Deutlich erinnert er – in freilich sehr gemäßigter Form – an jenen Wanderer aus Siebenbürgen, der vor allem durch seine eigene Tracht auffällt, der als Wald- oder Naturmensch bezeichnet wird, der in seiner Dichtung die Hütten feiert und den Wald, der einfach lebt und Einfachheit predigt. „Wahr sein, einfach sein – das ist der Inhalt seiner Lehre“ (Volkswacht, 22. 12. 1919).





V.

Heidegger hatte mit eigenen Augen das Auftreten, die Verurteilung und Vertreibung eines sokratischen Menschen miterlebt, einen exemplarischen Vorgang, der ihn selbst dann nicht hätte unberührt lassen können, wenn er die Auffassungen des verbannten Denkers nicht geteilt hätte. Dass er dies aber getan hat, dafür ist allein schon sein künftiger Lebensstil ein deutlich sprechender Beweis. Dafür legen aber auch schriftliche Äußerungen von 1920 Zeugnis ab, die nun eine ganz neue, entschiedenere, auch eine dringlich-rebellische Sprache sprechen.
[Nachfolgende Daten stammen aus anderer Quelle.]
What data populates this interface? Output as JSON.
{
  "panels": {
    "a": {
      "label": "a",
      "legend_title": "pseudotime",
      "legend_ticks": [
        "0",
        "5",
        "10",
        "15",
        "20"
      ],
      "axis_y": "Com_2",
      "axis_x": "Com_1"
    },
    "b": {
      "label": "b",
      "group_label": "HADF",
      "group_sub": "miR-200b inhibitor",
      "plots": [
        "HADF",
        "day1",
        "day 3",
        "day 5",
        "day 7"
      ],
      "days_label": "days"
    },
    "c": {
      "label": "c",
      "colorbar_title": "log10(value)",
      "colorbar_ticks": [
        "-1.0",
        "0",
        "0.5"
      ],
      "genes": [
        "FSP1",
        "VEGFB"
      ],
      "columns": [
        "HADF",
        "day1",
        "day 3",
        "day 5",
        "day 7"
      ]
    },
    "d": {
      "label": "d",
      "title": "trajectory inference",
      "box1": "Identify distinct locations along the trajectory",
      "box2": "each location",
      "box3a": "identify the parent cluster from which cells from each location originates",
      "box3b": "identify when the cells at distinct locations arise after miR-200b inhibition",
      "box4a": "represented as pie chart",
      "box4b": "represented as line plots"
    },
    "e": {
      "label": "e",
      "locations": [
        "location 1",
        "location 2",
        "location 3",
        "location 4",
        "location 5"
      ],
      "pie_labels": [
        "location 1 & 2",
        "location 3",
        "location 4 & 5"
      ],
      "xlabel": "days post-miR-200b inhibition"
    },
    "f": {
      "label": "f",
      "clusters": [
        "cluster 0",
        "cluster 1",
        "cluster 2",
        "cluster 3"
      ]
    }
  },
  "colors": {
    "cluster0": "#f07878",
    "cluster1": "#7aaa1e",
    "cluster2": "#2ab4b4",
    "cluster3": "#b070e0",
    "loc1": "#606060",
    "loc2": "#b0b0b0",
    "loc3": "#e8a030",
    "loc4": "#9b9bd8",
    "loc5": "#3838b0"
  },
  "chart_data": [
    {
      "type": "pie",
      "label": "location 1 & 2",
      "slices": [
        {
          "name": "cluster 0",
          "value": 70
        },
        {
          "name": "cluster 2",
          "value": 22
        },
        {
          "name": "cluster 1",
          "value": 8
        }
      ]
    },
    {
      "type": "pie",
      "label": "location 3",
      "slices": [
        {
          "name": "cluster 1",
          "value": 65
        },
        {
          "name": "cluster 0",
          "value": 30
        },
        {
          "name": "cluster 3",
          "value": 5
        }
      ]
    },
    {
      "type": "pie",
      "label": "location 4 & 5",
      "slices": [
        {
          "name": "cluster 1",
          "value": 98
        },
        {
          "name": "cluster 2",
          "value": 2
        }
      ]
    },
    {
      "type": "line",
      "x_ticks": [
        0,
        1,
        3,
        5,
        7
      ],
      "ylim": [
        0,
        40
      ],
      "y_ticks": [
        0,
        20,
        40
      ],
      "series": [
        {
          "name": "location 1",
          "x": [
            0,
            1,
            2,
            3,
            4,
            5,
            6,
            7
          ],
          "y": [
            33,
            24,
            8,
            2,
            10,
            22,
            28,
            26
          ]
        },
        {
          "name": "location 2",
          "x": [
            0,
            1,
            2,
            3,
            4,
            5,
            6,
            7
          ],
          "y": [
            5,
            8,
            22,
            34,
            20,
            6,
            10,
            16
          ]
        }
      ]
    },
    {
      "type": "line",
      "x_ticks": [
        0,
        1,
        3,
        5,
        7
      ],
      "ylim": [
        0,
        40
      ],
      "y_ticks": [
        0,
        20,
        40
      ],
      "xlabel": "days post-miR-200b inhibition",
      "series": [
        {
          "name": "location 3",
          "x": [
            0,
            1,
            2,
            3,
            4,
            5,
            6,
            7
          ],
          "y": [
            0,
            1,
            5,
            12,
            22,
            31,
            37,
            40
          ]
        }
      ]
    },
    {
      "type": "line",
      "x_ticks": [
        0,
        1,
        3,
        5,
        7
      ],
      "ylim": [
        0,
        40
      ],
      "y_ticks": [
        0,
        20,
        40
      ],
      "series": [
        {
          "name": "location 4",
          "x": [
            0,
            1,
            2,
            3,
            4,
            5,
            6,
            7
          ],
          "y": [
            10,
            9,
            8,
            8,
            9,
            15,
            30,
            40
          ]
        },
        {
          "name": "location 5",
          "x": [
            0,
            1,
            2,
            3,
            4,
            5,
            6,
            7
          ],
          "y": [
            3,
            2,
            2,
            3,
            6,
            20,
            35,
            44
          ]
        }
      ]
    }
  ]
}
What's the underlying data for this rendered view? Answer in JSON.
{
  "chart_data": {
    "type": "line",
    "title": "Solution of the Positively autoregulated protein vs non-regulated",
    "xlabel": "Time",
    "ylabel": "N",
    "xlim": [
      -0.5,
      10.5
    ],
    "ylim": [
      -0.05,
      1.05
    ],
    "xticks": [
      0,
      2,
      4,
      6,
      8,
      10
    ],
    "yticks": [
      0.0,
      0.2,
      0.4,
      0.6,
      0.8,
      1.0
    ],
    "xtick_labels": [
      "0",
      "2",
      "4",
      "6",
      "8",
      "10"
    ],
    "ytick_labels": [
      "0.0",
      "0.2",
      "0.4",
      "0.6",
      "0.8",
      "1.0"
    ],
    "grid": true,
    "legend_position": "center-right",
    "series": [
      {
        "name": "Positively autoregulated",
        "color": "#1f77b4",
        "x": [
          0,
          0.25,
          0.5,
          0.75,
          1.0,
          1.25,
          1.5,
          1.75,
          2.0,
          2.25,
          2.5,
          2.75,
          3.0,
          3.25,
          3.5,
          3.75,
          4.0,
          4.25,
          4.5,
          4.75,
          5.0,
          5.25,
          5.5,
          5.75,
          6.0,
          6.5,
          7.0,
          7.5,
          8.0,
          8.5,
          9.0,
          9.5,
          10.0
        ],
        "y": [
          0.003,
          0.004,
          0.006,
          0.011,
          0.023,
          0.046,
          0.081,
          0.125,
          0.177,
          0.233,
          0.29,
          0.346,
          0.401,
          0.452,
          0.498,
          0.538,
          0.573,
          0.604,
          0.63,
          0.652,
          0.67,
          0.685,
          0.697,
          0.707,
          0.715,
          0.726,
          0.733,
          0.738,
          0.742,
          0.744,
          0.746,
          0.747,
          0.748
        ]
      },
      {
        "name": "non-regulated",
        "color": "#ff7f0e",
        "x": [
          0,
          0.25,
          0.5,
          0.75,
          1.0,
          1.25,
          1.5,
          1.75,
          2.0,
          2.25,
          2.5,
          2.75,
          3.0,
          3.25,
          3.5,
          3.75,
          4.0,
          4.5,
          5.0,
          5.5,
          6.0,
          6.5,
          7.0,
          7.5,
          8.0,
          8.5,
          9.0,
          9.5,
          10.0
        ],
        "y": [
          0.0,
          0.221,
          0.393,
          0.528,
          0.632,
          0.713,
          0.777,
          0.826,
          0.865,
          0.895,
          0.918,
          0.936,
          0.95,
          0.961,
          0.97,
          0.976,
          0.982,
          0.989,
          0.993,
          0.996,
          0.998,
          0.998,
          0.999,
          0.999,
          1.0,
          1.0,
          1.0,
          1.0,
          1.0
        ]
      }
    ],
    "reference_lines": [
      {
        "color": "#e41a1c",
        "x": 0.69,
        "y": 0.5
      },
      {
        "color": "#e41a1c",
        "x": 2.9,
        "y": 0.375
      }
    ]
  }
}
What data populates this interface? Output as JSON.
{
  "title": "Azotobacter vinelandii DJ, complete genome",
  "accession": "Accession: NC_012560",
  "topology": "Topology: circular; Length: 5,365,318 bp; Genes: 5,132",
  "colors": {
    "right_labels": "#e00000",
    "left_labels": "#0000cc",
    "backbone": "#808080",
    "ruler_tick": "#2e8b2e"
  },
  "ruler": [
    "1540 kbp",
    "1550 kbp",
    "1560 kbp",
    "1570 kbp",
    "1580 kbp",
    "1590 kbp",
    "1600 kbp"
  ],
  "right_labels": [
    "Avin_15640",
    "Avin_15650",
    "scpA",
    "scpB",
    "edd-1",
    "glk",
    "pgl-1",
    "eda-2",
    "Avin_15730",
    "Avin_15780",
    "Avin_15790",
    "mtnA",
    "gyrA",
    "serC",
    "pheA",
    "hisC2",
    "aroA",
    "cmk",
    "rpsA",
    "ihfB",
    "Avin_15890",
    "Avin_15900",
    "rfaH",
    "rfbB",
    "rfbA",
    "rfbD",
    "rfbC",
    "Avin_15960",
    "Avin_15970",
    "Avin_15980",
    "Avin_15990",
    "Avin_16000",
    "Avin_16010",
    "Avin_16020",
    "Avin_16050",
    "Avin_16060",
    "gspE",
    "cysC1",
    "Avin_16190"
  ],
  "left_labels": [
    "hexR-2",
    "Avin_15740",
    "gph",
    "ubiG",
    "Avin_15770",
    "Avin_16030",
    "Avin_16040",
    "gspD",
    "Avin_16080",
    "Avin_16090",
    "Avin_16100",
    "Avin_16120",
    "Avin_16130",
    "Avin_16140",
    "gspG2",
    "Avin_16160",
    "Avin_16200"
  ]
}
Man müsse in einem „radikalen Ab- und Rückbau“ eine feste Überzeugung gewinnen von dem „Einen, was not tut“, er müsse das tun, „was ich in der heutigen Umsturzsituation lebend als ‚notwendig’ erfahre, ohne Seitenblick darauf, ob daraus eine ‚Kultur’ wird oder eine Beschleunigung des Untergangs“, schreibt er 1920 (Löwith 1989, S. 28). Und 1921: „Ich mache lediglich, was ich muss … Ich arbeite aus meinem ‚ich bin’“ (ebd., S. 30).

In solchen Sätzen finden wir sowohl das heilige Müssen, die heilige Notwendigkeit und das BIN Gusto Gräsers wie dessen elementare Kulturverachtung.



Gräser will ein BIN im Weltbaum sein. Ums Bin da binnen dreht sich sein Denken, aus heilgem Bin wächst sein Tun. Er verachtet die Bluffkultur, Mordskultur, den elenden Kulturhaufen. Er wettert gegen das faule, falsche Getriebe, den von Tinte betrunknen Betrieb, Vielbetrieb, Krampfbetrieb. Gegen die Vielbetriebefron. Er lebt aus Muss und Urgenuss. Aus heiliger Notwendigkeit.

  

„Seine (Heideggers) maßlose Kritik an allem Kultur- und Bildungsbetrieb zog uns an und stieß uns ab“, erinnert sich sein damaliger Schüler Karl Löwith (ebd., S. 44). Es sind die frühesten Zeugnisse von Heideggers Entschlossenheit zur Selbstver-wirklichung, zum Eigenen, zum Kulturprotest, und sie datieren sämtlich aus der Zeit um Gräsers Auftreten in Freiburg.

1919 spricht noch niemand von diesem Assistenten am philosophischen Seminar. Wenige Monate später, 1920: plötzlich ist da eine Fama, eine Faszination, eine charismatische Ausstrahlung – und bald schon wird man ihn den „heimlichen König des Denkens“ nennen (Hannah Arendt).